The fourth lens came later, after a CreatorHub release cycle. After grumpy, security, and resilience had all passed, I added one more read: imagine a senior platform engineer opening the repo for the first time. No context. No prior conversation. Cold.

Can they understand what each hook does and why? Are the non-obvious choices explained — the cross-tenant cache isolation, the two-watermark eviction logic, the user-gesture requirement for audio? Or is the code clever in ways that are only obvious to the person who wrote it?

That read surfaced a hook with inverted control flow — a setter being injected instead of data being returned, which was confusing enough to look like a bug to anyone reading it fresh.
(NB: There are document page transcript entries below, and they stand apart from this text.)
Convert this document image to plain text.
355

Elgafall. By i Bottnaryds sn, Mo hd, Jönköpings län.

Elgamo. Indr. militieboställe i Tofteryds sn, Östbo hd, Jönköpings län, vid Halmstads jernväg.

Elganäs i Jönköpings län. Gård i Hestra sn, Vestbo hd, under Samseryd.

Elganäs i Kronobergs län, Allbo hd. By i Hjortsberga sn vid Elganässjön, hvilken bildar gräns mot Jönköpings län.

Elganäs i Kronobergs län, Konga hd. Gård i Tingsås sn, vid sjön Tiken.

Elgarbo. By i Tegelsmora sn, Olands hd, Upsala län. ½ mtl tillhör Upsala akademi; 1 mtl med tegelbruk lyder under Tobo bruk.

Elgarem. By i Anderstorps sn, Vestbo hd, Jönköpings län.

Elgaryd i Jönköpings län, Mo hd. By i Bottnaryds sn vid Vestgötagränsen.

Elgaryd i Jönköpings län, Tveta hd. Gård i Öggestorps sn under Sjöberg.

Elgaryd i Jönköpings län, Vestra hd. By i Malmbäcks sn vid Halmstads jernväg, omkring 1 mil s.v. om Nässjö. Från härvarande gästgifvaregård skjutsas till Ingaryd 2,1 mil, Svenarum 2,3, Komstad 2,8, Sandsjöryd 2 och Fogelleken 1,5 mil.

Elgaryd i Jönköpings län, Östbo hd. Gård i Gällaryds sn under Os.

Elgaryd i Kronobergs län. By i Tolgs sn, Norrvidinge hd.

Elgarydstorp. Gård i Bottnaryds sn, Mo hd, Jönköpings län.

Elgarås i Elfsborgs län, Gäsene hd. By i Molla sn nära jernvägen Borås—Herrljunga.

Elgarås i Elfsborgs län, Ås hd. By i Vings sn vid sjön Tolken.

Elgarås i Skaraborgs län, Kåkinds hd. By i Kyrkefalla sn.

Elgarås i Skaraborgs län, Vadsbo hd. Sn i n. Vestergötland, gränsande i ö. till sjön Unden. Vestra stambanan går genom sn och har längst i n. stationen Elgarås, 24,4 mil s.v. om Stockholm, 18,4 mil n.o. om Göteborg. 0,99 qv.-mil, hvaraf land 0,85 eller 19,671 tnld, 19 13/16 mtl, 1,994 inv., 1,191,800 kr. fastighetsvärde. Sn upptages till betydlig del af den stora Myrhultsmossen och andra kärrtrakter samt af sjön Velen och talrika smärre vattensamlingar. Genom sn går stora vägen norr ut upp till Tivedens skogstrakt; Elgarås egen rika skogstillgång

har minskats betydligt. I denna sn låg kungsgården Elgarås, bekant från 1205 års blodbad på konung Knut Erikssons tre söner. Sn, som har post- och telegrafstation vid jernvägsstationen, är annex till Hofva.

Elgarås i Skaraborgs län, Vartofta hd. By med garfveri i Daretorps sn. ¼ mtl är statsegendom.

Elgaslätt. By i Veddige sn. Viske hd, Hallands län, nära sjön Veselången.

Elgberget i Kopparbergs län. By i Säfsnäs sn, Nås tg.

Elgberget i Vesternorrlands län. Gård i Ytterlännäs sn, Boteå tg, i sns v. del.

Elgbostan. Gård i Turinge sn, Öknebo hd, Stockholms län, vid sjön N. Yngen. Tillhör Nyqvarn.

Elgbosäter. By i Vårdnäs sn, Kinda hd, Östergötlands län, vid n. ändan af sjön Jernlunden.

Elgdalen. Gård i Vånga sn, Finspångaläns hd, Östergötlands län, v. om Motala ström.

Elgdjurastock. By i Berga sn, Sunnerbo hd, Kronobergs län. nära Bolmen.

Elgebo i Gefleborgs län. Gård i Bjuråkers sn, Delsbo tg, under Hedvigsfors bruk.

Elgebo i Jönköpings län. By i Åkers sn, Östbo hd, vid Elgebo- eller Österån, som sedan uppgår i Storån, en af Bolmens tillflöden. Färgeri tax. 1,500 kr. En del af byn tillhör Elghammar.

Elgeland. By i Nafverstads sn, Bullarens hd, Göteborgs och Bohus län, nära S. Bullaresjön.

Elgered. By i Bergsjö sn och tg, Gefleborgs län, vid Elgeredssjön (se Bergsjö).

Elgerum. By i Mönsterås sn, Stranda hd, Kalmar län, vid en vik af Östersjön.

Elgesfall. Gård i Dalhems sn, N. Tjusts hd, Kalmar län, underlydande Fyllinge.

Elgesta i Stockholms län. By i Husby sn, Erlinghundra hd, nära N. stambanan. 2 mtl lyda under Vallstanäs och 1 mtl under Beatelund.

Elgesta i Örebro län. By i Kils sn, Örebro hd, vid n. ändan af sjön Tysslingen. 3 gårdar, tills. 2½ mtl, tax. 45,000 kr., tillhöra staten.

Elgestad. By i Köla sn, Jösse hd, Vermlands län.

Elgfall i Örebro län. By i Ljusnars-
It found a JWT cache key that didn't include tenant ID, which meant two tenants could share a cached token. It found effect race conditions on tab selection that the previous three lenses had missed entirely.

This matters for a specific reason: the Wix App Market review team reads the code cold. If something looks wrong to a senior engineer on a first read, it is going to look wrong to the reviewer, and it may be the thing that comes back in a rejection.

The rule: do a fourth pass as a stranger. Flag anything that would require asking the author to explain. If it needs a question, it needs a comment — or it needs to be rewritten.

The pattern underneath

Four reviews sounds slow. It isn't, in practice — each pass is 15-20 minutes when the session's diff is a few files. The alternative is an App Market rejection cycle, a production security incident, or a data integrity bug you find out about from a user.

The four lenses are additive, not overlapping:

The order matters. Grumpy first, because there's no point auditing security in code that doesn't work. Security second, because a resilient app that leaks data is not a better outcome. Resilience third, to stress-test what's now confirmed to work correctly. Cold reader last, as the final gate before the outside world sees it.

Claude is a very capable builder. It is also, like every builder, worse at reviewing its own work than reviewing someone else's. The gauntlet exists because "I wrote it" is not a review.